Insurers received welcome news last week following a Court of Appeal judgment that is expected to curb the number of claims brought against local authorities for slips and trips and road traffic accidents.

The case of Judith Valentine v Transport for London (TfL) clarifies a previously grey area of law relating to the extent of a highway authority’s duty to repair roads under Section 41(1) of the Highways Act 1980.

Until now, local authorities have been inundated by personal injury claims under Section 41. Counsel for the defendant TfL, Adam Weitzman of 7 Bedford Row, explains that this judgment will stem the flow of claims that can be brought.

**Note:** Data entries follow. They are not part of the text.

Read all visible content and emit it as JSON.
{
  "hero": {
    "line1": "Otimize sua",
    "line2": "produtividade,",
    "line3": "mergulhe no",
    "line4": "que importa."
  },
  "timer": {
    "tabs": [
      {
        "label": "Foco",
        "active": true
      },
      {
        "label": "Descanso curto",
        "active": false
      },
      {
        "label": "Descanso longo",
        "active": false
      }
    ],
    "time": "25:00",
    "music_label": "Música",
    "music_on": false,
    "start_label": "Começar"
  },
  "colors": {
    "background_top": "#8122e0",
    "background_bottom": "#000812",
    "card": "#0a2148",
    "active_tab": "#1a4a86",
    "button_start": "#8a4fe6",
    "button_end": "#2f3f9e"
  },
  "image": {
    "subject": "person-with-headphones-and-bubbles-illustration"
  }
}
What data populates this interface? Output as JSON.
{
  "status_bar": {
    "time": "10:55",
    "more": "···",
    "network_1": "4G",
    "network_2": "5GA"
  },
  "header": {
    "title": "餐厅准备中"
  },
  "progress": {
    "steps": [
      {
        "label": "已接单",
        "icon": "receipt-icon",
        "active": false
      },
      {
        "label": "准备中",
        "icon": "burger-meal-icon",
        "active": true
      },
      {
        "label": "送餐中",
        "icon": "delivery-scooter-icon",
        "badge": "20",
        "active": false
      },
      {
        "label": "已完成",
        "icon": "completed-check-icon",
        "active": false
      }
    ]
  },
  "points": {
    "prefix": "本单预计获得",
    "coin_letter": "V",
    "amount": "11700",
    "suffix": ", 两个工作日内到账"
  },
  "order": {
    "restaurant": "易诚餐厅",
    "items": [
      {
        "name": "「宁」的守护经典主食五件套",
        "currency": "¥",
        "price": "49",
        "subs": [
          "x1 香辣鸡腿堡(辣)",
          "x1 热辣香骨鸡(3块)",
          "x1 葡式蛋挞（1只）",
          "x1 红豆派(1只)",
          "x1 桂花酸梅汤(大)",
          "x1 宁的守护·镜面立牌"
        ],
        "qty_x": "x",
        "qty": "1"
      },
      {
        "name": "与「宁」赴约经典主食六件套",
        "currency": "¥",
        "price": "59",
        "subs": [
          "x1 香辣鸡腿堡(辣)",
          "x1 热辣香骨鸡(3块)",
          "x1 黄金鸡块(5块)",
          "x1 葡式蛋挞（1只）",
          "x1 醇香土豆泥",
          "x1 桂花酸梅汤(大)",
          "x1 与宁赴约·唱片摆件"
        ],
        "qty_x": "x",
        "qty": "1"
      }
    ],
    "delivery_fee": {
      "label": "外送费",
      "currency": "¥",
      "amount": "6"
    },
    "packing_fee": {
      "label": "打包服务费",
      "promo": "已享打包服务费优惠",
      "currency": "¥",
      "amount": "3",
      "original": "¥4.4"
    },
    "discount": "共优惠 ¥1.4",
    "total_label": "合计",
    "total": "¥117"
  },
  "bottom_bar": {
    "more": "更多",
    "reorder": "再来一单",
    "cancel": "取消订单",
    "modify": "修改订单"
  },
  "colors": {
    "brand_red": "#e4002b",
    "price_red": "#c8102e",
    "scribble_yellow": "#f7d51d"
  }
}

“Many claims are brought against local authorities for breach of Section 41 – some for damages of less than £1,000 and others for damages into the millions – and as a result of this judgment, there will be some reduction in the level of claims in this area,” he said.

Story behind the case

• Mrs Valentine brought a claim following her husband’s tragic death after his motorcycle skidded on an extensive patch of gravel and loose debris on the surface of the A4.

• She argued that the presence of this material was a breach of the highway authority’s statutory duty under Section 41.

• The first defendant was TfL, the highway authority for the A4. The London Borough of Hounslow was the second defendant, and was responsible for maintaining, inspecting and cleaning the road.

• In the leading judgment, Hughes LJ rejected this argument. He held that the duty to maintain a road under Section 41 did not extend to removing surface-lying material, obstructions or spillages, whether or not they resulted in some danger.

• Instead, the local authorities’ statutory duty to repair was confined to maintaining the structure and fabric of the road. He held that this conclusion was in keeping with the reasoning of Lord Denning in Haydon v Kent CC [1978] 1QB 343 and Lord Hoffman in Goodes v East Sussex CC [2000] 1 WLR 1356.

Why is this case important?

This decision is a welcome clarification and limitation on a highway authority’s statutory duty. Until now, the courts held that duty to maintain roads extended to removing surface-lying material. But it has been ruled that statutory duty to repair is confined to the structure and fabric of the road

Weitzman says: “The Court of Appeal ruling restricts one type of Section 41 claims. As a matter of law, a person can no longer claim for injury resulting from a fall or a road traffic accident caused by loose material on the surface of the highway – including roads, foot paths and pavements.”

“While it has always been clear that disrepair gave rise to a breach of duty under Section 41, the meaning of disrepair was open to interpretation, creating a grey area in this part of the Act. For example, some thought that it might mean loose material on the surface of the road. Yesterday’s judgment has made it clear that this is no longer the situation.”